Image: The Crystal Palace at Sydenham. Old and New London Vol. VI, Cassell, Petter & Galpin, c.1893.

Tuesday, 25 October 2016

Roman Catholic Ancestors

Liverpool Metropolitan Cathedral.
My latest feature for Your Family History magazine (November issue) is on tracing Roman Catholic ancestors.

In 1534 Henry VIII severed the country’s links with Rome and the Pope, and the Anglican Church was born. Elizabeth I confirmed the Anglican Church’s status with the Act of Supremacy (1559), and the introduction of the Book of Common Prayer. 

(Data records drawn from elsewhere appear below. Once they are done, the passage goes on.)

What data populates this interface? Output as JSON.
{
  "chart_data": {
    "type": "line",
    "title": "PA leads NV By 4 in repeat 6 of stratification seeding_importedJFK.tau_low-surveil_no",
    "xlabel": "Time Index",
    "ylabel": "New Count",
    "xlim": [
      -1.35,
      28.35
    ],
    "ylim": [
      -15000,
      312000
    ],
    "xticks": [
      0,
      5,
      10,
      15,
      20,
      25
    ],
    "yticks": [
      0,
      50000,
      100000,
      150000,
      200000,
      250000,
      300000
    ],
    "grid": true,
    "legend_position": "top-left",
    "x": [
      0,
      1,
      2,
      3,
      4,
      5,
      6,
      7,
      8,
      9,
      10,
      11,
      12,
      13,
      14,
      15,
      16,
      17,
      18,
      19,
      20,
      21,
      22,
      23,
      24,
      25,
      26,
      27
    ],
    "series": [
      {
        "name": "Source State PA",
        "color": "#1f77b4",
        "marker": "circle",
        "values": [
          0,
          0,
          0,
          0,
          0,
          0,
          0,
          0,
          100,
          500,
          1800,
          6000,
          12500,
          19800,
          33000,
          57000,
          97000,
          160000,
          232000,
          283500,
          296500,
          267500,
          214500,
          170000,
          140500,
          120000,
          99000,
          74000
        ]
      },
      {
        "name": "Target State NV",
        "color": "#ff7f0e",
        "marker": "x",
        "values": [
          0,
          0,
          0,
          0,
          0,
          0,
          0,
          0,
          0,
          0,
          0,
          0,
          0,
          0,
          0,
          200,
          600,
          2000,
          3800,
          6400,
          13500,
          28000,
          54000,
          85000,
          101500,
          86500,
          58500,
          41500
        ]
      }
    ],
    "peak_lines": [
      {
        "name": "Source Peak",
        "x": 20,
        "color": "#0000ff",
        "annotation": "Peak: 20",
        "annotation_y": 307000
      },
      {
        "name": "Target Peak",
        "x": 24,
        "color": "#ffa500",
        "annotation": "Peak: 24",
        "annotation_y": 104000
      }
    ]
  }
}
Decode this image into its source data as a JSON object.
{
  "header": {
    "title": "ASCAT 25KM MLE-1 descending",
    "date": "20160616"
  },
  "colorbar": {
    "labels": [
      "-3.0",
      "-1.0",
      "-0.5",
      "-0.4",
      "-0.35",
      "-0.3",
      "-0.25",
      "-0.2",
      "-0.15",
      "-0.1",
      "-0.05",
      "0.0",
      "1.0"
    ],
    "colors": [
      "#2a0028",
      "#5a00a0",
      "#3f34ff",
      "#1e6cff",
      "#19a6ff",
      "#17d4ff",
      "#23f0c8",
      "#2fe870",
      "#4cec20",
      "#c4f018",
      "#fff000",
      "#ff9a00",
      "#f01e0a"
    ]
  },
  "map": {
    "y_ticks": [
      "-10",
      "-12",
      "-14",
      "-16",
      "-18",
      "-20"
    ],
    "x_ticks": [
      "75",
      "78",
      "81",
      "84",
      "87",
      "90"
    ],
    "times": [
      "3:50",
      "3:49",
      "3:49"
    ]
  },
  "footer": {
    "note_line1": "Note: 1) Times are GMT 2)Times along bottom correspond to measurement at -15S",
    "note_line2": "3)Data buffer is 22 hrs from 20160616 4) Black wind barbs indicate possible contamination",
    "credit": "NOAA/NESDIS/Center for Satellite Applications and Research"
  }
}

 Although there were penalties for ‘recusancy’, Roman Catholics wished to be baptized and married according to the rites of their church. Lancashire families in particular clung on stubbornly to the ‘old religion’. So your Catholic ancestors may have been baptized, or married, once in an Anglican church, and again in a Catholic church in secret.
Things improved for Catholics following the Catholic Emancipation Act of 1829.

Furness Abbey.
I’ll be exploring this subject further in Tracing Your Manchester and Salford Ancestors, which will be published by Pen and Sword in the spring of next year. In the meantime, the MLFHS website has a free list of RC churches in Manchester and Salford, with addresses and dates of their opening and closure, and name changes.

Liverpool Metropolitan Cathedral, consecrated in 1967. © Sue Wilkes.
Elizabeth I. Pictorial Record of Remarkable Events, (Frederick Warne & Co., 1896).
Chapter House, Furness Abbey. Engraved by R. Sands from a drawing by T. Allom. People’s Gallery of Engravings Vol.2 (Fisher, Son & Co., 1845).